Yunus’un gönlüne bu sefer başka bir aşk yangını düşmüştü. Hakikat derdiyle içindeki tufanı dindirme adına yine yollara revan oldu. Arayan bulur zaten, yeterki ara. Gerçekten bu arayışın neticesinde bir mürşit buldu da. Yunus’un ilk eğitimi dağda başladı böylece.

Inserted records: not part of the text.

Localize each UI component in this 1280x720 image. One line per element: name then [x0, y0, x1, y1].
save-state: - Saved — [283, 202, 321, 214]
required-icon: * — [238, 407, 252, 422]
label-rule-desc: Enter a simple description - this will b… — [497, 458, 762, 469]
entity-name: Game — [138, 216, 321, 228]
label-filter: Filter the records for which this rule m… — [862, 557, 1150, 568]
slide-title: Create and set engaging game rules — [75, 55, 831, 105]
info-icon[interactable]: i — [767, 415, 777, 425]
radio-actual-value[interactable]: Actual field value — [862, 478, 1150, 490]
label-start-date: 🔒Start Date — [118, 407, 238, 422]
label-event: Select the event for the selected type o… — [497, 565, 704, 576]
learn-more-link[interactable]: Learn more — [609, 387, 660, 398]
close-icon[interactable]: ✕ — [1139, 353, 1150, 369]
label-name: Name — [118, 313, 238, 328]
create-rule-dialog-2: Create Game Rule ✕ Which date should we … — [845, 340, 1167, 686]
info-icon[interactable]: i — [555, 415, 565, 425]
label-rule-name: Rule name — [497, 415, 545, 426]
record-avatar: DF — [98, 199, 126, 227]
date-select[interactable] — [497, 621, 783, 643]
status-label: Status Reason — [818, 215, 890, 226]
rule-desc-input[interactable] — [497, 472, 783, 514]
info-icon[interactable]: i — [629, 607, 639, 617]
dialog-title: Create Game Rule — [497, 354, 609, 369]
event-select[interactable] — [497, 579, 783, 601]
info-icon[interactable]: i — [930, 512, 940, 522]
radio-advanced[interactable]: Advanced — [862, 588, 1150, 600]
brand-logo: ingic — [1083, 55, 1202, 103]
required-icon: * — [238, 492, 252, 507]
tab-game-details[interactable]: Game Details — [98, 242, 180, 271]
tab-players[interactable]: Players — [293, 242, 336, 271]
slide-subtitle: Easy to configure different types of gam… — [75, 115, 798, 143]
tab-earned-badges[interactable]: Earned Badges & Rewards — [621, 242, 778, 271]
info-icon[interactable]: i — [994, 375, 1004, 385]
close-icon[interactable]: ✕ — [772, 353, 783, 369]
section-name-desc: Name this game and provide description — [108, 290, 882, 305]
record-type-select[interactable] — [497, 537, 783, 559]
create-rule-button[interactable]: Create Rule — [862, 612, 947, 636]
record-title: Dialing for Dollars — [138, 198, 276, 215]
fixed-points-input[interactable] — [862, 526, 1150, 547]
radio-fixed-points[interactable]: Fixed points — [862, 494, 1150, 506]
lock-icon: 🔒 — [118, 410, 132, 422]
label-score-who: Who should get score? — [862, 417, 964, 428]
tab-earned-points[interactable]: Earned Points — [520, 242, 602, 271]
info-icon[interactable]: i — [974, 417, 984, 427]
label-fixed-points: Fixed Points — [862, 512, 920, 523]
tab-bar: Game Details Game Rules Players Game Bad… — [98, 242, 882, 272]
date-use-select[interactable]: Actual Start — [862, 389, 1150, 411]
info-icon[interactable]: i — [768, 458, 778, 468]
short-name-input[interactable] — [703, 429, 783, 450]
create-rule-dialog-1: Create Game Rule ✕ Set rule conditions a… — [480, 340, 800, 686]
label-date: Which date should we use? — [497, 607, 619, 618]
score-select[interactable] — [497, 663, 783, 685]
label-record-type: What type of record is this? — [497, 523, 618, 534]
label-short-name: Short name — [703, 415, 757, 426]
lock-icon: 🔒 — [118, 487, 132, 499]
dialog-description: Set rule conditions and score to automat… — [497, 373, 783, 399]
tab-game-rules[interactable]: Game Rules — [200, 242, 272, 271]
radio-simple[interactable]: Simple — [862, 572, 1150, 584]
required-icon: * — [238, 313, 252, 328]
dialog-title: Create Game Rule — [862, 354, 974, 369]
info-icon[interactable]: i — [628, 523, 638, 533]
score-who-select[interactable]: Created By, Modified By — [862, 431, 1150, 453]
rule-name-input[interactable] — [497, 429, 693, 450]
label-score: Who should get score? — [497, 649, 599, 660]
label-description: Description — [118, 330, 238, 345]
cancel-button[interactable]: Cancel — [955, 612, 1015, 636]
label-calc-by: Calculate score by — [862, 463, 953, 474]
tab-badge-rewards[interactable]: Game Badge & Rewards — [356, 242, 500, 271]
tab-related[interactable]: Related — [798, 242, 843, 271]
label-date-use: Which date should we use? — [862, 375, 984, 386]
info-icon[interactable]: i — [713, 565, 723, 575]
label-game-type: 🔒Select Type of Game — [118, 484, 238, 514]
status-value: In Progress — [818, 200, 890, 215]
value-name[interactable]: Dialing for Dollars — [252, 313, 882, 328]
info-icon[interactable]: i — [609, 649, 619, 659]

Tabduk, ilk iş olarak Yunus’a dağlarda odun toplama görevi verdi. Zira O sabahtan akşama kadar dağda tek başına odun seçecek, kesecek, yığacak ve topladıkları odunları dergâha getirecekti. Yunus hizmetin semeresini görmeye başlamıştı bile, öyle ki nefsi her geçen gün dağda gözyaşlarına yenik düştü, gözyaşı döktükçe gönlü yumuşadı, dağ adeta Yunus’u Musa’nın Tur’u Sinası gibi günden güne ALLAH’A yaklaştırdı. Bu nefis terbiyesi ile Yunus aşkın tadını, kokusunu duymaya başladı biranda. Öyle bir sevgi yakaladı ki; Senin dergâhına eğri odun yaraşamaz diyecek kadar yüreği olgunlaşmıştı bile.

Tabduk:

—Yunus dağda hiç eğri odun yokmudur ki yıllardır getirdiğin odunların hepsi dümdüz.

Yunus:

—Bu dergâha değil insanın eğrisi, odunun eğrisi bile yanaşamaz diyen bir ince ruhla cevap verdi. Müritler ilk etapta Yunus’un bu halini anlayamadılar. Dedikodu kısa zamanda sardı etrafı... Olsa olsa Yunus Tabduk’un kızını almak, hatta Tabduk’un yerine geçmek için bunları yapıyor dediler. Dergâhta fitne kazanı kaynamaya başlayınca ister istemez Tabduk duydu dedikoduları. Şeyh soğukkanlı bir tavırla fesada son vermek için kızını Yunus’a vereceğini duyurdu. Dervişler bu duyuru ile ‘Tam dediğimiz gibi çıktı’ diyecekleri sırada bu seferde Yunus’un tavrı oyunların bozacak nitelikteydi. Nitekim:

—Ben şeyhimin kızına layık değilim, sözleri dedikodu kazanının fiyaskoyla sonuçlanmasına yetti bile.

Yunus bütün benliğini aşka boyamak istiyordu çünkü. Onun aradığı aşk zahiri aşk değil, ilahi aşktı.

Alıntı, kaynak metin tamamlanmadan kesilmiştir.